1. Acquire LiDAR point cloud in LAS format for a portion of the City of Eau Claire.
2. Initiate an initial quality check on the data by looking at its area and coverage, and also verify the current classification of the LiDAR.
3. Create a LAS dataset
4.  Explore the properties of LAS dataset
5. Visualize the LAS dataset as point cloud in 2D and 3D
6. Generate LiDAR derivative products

Methods

In part one, I download point cloud data into Erdas Imagine and accessed the tile index file specified for the lab. It is a point cloud dataset of Eau Claire. I selected the same section in ERDAS and ArcMap for practice.

I performed a QA/QC check by comparing the minimum and maximum Z points to the known elevation. The dataset was displayed in tiles.

Part two focused on generating a LAS dataset and exploring LiDAR point clouds with ArcGIS. I created a new LAS dataset in ArcCatalogue. LAS data comprises a great deal of information in the header files associated with the data and there is also ancillary data that can be accessed as well. Using the external metadata, I assigned the D_North_American_1983 and North American Vertical Datum of 1988 to the dataset. For reference, I added a shapefile of Eau Claire County (see Figure 1), which was deleted afterwards.

Figure 1 The grid highlights the area covered by the pointcloud dataset of the city of Eau Claire as compared to the greater Eau Claire County.

The default display settings are point color codes according to elevation, using all returns. Figure 2 shows the elevation range and a portion of the dataset.

Figure 2 A section of the dataset displaying elevation of all returns.

Below are four different views of the data; Elevation, Aspect, Slope, and Contour (see Figure 3).

Figure 3 Four different views of the same subset of the LAS dataset, each displaying a different element.

Next I explored the point clouds according to Class, Return and profile. In ArcMap there is the option to display selected features in 2D and 3D models for more thorough visualization.

Part three involved the generation of Lidar derivative products. In order to derive DSM and DTM products from point clouds, I estimated the average nominal pulse spacing (NPS) at which the point clouds were collected. The derived image below (Figure 4) is the result of  inputting the LAS dataset into the LAS dataset to Raster tool and using the binning interpolation method with a maximum cell type and a natural neighbor void filling method.

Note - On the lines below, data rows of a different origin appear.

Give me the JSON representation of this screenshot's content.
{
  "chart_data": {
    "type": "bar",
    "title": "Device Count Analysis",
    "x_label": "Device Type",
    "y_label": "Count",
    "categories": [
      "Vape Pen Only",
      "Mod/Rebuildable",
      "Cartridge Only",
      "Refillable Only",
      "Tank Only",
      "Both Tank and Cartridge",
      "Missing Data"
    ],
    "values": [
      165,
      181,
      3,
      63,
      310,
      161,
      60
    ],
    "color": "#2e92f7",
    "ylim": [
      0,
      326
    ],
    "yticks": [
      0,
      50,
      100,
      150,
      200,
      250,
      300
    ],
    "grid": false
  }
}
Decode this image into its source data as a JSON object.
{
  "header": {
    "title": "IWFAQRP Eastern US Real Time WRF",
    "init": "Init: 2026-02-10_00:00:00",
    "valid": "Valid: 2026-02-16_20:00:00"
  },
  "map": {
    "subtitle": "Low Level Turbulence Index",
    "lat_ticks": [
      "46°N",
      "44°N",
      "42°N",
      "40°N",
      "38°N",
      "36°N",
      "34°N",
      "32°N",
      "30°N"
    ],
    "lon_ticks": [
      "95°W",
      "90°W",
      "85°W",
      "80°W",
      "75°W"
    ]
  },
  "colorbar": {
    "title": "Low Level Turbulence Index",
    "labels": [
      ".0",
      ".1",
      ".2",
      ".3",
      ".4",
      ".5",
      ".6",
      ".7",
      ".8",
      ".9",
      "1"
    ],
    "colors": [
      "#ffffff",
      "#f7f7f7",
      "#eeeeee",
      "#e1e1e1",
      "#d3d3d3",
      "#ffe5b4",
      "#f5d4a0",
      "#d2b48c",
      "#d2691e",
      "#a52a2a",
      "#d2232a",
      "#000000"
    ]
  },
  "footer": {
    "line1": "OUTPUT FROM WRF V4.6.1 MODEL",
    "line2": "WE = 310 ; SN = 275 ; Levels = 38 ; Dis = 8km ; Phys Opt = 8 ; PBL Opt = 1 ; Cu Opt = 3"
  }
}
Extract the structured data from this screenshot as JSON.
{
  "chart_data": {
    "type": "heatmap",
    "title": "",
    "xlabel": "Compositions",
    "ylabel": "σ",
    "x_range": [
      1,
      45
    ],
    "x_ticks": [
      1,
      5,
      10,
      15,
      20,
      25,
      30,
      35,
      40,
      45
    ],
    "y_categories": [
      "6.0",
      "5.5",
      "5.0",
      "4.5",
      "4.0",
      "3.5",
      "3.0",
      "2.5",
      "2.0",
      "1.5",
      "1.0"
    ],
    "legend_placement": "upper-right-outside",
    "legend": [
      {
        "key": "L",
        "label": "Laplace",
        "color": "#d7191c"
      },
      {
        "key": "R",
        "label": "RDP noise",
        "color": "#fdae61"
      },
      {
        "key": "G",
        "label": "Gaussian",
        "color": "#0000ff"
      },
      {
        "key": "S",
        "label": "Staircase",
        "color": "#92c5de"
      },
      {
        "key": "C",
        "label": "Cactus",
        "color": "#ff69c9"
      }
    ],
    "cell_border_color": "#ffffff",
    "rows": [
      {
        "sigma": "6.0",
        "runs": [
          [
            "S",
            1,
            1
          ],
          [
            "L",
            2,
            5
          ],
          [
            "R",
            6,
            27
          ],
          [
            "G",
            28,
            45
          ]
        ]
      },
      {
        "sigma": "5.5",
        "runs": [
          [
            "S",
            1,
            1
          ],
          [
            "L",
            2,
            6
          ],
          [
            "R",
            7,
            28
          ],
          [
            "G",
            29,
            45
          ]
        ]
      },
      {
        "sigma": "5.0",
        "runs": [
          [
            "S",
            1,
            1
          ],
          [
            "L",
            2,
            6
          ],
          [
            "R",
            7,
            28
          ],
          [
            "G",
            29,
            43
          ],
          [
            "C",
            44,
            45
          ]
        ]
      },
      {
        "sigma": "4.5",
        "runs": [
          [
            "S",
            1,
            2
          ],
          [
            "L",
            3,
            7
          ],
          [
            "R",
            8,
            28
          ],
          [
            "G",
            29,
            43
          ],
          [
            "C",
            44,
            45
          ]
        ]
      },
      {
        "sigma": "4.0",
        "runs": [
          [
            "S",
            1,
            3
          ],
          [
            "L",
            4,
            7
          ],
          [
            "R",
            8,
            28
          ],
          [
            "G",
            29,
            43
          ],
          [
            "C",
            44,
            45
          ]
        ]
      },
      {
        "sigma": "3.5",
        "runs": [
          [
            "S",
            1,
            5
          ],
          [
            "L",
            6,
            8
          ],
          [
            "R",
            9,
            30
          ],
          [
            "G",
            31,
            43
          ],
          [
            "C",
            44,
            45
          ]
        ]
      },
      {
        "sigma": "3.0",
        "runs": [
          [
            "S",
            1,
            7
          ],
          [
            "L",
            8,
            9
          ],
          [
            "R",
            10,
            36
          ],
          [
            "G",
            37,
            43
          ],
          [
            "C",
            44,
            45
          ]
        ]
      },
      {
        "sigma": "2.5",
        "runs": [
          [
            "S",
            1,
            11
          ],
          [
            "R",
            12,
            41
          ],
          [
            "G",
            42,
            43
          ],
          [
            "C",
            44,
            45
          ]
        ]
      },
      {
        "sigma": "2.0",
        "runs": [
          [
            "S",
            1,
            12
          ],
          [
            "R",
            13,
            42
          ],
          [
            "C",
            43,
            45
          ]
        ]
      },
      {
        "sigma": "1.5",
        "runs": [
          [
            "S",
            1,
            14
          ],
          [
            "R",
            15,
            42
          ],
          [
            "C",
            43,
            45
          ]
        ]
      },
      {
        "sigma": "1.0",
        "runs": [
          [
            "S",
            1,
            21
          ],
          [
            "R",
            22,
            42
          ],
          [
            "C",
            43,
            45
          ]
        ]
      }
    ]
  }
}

Figure 4 The derived raster converted from the LAS dataset using the LAS dataet to Raster tool in ArcMap.

Using the LAS Dataset to Raster and Hillshade tools, I then created the following derivative products:

• Digital surface model (DSM) with first return
• Digital terrain model (DTM)
• Hillshade of the DSM (see Figure 5)
• Hillshade of the DTM (see Figure 6)

Figure 5 The hillshade results of the first return elevation model performed on the derived raster.

Figure 6 The hillshade results of the terrain model (ground returns only) of the derived raster.

Finally, a lidar intensity image was generated following a similar procedure used to create the DSM and DTMs above. The image was displayed in ERDAS to enhance its appearance automatically.

Results

Through this exercise I learned how to use Lidar data and gained familiarity with some processing toold in ArcMAP. I processed surface and terrain models and used Lidar derivative products as ancillary data in order to improve image classification of the remotely sensed imagery. The final output image was an intensity image of the point cloud data (see Figure 7).

Figure 7 A high intensity image produced with the LAS dataset from the city of Eau Claire.

Data sources

The Lidar point cloud and Tile Index data are from the Eau Claire County 2013 and the Eau Claire County shapefile is from Mastering ArcGIS 6th Edition data by Margaret Price 2014. All data was provided by Dr. Cyril Wilson of the University of Wisconsin- Eau Claire.